Direct determination of momentum resolved electron transfer in the photo-excited MoS2/WS2 van der Waals heterobilayer by TR-ARPES

TL;DR

This study uses TR-ARPES to directly observe momentum-resolved electron transfer in photo-excited MoS2/WS2 heterobilayers, revealing ultrafast dynamics, valley-specific behavior, and band renormalization effects.

Contribution

It provides the first direct momentum-resolved measurements of electron transfer dynamics in MoS2/WS2 heterobilayers using TR-ARPES.

Findings

Electrons transfer between valleys within ~70 fs

Dynamic band renormalization occurs during charge transfer

Both direct and indirect excitons coexist during dynamics

Abstract

Photo-induced charge separation in transition metal dichalcogenide heterobilayers is being explored for moir\'e excitons, spin-valley polarization, and quantum phases of excitons/electrons.

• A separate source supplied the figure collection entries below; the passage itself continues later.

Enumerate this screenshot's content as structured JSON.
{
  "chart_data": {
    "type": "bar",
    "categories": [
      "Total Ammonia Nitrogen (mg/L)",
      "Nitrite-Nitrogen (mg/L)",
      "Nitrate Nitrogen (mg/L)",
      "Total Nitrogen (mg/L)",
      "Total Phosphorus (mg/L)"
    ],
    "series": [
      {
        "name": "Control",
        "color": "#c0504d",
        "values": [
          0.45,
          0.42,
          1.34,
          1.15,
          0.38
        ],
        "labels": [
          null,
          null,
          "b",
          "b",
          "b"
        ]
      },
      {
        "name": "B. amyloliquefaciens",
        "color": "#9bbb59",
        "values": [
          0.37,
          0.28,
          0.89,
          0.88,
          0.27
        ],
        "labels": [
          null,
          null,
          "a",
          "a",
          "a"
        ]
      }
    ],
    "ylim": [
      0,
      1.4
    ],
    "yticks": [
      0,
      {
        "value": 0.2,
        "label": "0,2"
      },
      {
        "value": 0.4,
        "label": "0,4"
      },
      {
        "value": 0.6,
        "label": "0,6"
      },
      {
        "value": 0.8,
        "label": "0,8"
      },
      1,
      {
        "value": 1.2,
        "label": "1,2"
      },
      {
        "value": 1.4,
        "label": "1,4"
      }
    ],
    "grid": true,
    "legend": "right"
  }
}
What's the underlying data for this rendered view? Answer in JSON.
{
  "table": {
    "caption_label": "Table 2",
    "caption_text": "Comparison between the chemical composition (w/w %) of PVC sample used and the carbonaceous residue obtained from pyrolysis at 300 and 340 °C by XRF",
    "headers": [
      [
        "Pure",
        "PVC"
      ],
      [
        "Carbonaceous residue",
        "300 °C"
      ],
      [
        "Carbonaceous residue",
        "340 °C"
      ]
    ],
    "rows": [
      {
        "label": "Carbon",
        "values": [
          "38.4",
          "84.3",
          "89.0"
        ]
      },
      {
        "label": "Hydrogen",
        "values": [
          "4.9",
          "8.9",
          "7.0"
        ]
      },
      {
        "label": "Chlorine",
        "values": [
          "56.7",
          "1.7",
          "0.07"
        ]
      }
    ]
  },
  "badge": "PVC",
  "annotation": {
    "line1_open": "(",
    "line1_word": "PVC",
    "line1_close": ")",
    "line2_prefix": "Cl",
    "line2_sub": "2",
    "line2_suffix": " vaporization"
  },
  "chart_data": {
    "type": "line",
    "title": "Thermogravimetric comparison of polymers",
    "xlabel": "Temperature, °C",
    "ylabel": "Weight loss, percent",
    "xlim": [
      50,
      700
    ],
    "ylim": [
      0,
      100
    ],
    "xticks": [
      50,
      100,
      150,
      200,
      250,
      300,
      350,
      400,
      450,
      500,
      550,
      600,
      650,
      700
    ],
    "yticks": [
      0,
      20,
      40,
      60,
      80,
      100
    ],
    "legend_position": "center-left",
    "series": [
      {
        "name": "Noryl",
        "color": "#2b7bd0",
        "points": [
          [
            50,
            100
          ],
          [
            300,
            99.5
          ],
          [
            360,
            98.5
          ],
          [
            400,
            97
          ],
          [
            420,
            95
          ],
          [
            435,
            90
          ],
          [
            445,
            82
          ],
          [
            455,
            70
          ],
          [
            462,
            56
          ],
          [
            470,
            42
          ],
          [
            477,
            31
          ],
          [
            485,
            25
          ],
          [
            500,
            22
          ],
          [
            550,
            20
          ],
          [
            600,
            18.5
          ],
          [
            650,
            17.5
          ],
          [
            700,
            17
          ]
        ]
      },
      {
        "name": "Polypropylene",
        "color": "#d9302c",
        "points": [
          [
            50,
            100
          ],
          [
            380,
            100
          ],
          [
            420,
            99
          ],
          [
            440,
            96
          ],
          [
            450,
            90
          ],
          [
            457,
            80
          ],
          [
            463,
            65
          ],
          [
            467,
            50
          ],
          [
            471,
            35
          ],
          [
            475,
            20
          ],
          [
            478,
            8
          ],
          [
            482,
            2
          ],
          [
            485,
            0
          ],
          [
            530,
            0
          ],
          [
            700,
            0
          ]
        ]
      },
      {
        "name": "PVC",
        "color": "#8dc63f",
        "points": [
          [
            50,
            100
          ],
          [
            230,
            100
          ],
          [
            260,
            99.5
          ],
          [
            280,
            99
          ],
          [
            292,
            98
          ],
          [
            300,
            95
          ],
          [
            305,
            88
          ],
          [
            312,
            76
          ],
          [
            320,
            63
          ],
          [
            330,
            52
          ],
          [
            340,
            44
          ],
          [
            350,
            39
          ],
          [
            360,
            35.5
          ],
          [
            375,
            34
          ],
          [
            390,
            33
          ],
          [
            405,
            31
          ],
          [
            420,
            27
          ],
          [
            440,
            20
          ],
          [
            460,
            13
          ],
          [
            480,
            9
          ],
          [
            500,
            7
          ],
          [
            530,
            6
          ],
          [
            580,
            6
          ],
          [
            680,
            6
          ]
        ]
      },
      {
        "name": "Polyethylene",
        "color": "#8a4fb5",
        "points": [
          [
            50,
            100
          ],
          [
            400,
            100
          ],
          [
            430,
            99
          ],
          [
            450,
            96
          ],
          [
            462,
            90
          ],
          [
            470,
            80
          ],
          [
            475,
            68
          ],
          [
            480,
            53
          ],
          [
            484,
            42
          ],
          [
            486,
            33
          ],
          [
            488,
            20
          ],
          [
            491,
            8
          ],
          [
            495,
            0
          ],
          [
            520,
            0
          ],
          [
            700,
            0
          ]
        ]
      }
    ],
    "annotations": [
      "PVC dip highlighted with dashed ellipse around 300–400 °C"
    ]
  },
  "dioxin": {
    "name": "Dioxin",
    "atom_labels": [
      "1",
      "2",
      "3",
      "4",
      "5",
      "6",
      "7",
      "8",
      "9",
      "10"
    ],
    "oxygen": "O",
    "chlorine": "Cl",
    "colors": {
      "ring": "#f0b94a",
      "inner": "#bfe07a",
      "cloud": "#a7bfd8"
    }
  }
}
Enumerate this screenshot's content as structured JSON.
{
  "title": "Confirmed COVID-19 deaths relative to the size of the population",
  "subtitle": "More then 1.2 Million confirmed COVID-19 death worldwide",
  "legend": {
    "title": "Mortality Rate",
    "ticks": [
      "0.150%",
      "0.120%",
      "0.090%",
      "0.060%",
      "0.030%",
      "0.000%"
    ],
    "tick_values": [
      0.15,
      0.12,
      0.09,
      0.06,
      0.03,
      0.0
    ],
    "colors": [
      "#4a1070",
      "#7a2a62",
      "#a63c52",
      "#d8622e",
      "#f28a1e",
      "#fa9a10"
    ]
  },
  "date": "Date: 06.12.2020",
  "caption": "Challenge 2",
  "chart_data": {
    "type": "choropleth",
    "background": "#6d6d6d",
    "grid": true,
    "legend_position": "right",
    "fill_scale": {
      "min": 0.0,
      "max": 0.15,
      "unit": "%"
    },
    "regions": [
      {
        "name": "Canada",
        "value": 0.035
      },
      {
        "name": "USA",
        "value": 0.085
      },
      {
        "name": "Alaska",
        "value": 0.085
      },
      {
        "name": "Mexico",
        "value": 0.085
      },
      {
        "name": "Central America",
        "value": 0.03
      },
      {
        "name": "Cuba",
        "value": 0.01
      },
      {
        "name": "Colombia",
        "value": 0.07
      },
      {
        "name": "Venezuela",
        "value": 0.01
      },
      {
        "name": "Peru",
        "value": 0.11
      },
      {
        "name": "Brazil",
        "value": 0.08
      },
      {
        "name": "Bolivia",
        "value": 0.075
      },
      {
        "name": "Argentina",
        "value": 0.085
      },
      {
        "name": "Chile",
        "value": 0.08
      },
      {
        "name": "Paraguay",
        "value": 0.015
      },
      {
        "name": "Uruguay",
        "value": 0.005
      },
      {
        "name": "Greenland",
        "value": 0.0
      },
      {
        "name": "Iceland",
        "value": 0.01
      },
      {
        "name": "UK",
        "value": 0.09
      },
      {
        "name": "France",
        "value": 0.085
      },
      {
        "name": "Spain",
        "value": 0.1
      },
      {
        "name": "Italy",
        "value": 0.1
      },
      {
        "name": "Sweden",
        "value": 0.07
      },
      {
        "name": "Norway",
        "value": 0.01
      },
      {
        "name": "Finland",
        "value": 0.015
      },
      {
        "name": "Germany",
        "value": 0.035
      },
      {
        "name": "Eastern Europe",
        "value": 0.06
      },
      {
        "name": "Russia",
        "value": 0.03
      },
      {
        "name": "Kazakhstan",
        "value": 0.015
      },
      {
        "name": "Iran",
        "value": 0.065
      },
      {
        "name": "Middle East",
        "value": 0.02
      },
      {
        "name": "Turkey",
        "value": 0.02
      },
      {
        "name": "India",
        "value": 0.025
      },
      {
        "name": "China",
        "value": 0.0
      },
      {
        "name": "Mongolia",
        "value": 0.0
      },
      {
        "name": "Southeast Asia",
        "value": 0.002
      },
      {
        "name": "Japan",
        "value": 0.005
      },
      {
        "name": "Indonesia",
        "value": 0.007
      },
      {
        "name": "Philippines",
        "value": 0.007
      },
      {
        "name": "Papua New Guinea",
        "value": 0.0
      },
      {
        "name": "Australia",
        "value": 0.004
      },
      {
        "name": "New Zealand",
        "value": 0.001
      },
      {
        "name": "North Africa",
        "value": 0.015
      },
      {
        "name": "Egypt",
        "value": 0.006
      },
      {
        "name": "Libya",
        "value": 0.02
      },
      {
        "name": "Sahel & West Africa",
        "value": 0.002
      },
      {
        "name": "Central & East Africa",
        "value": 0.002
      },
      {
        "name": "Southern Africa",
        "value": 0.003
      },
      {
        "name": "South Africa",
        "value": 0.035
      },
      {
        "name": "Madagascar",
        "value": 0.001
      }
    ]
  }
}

While different momentum spaces may be critically involved in charge separation dynamics, little is known directly from experiments. Here we determine momentum-resolved electron dynamics in the WS2/MoS2 heterobilayer using time and angle resolved photoemission spectroscopy (TR-ARPES). Upon photoexcitation in the K valleys, we detect electrons in M/2, M, and Q valleys/points on time scales as short as ~70 fs, followed by dynamic equilibration in K and Q valleys in ~400 fs. The interlayer charge transfer is accompanied by momentum-specific band renormalization. These findings reveal the essential role of phonon scattering, the coexistence of direct and indirect interlayer excitons, and constraints on spin-valley polarization.